No soy historiador de la ciencia, y rastrear a Kuhn para evaluar la tecnología moderna excede mi competencia. Mi fascinación reside en otra parte: en la simpatía por una pasión radiante por comprender a gran escala, por resistirse a las "formas normales" modernas de fragmentar el conocimiento. Esta ambición por pensar de forma expansiva, por crear sistemas coherentes, es lo que asocio con la cultura intelectual estadounidense de finales del siglo XX: junto a Kuhn, pensemos en Jared Diamond, Douglas Hofstadter, Marshall McLuhan, Susan Sontag, Noam Chomsky y otros. Cada una de sus obras lleva la impronta de un extasiado empoderamiento intelectual, vislumbres tras el velo de la complejidad que desvelan profundas percepciones incluso cuando se enfrentan a los límites de nuestra comprensión.
Sí, nuestros paradigmas pueden moldear y restringir para siempre lo que podemos ver, bloqueando el acceso a los absolutos. Sin embargo, al sondear el vasto territorio de nuestras limitaciones, Kuhn abrió nuevos mundos. Nos recuerda que ningún paradigma puede ser la última palabra en nuestro viaje de descubrimiento, y lo hace con gran pasión, curiosidad e integridad. Quizá sea precisamente esta posibilidad de autorreflexión radical lo que me hace creer que también saldremos del actual distanciamiento de la IA con una comprensión más profunda -y amor- de lo que realmente somos.

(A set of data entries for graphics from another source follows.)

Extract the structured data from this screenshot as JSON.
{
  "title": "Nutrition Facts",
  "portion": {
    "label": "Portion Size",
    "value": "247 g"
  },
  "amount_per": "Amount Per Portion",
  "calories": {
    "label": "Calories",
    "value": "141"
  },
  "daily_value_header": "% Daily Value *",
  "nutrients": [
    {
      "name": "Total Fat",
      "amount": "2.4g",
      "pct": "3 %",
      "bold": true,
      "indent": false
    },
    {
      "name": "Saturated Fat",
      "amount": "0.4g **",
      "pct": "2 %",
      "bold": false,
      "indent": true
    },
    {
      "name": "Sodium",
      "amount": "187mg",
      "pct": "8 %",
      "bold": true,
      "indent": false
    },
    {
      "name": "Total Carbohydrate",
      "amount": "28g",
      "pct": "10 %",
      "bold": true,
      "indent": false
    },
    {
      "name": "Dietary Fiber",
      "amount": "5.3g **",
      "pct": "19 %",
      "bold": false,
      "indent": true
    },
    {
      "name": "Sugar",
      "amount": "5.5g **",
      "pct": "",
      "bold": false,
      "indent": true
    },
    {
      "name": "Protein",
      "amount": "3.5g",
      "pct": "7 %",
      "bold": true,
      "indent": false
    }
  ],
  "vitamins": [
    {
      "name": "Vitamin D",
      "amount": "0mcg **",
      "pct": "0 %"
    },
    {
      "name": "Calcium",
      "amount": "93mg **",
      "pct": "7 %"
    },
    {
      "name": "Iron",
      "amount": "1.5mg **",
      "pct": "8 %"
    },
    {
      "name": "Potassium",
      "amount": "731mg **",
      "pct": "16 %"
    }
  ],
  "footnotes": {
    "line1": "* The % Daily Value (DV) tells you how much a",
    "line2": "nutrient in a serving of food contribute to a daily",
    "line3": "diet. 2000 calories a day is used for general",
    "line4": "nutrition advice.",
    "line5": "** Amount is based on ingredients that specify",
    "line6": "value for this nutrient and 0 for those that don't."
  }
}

Cuando elegí una profesión, temía las limitaciones de un único campo. Sin embargo, quizá sea precisamente dentro de nuestras limitaciones donde se hacen visibles las cosas más importantes, y donde surge la posibilidad de la trascendencia. Y esto no es algo que podamos delegar jamás.
Sí, solo vemos a través de paradigmas. Con claridad.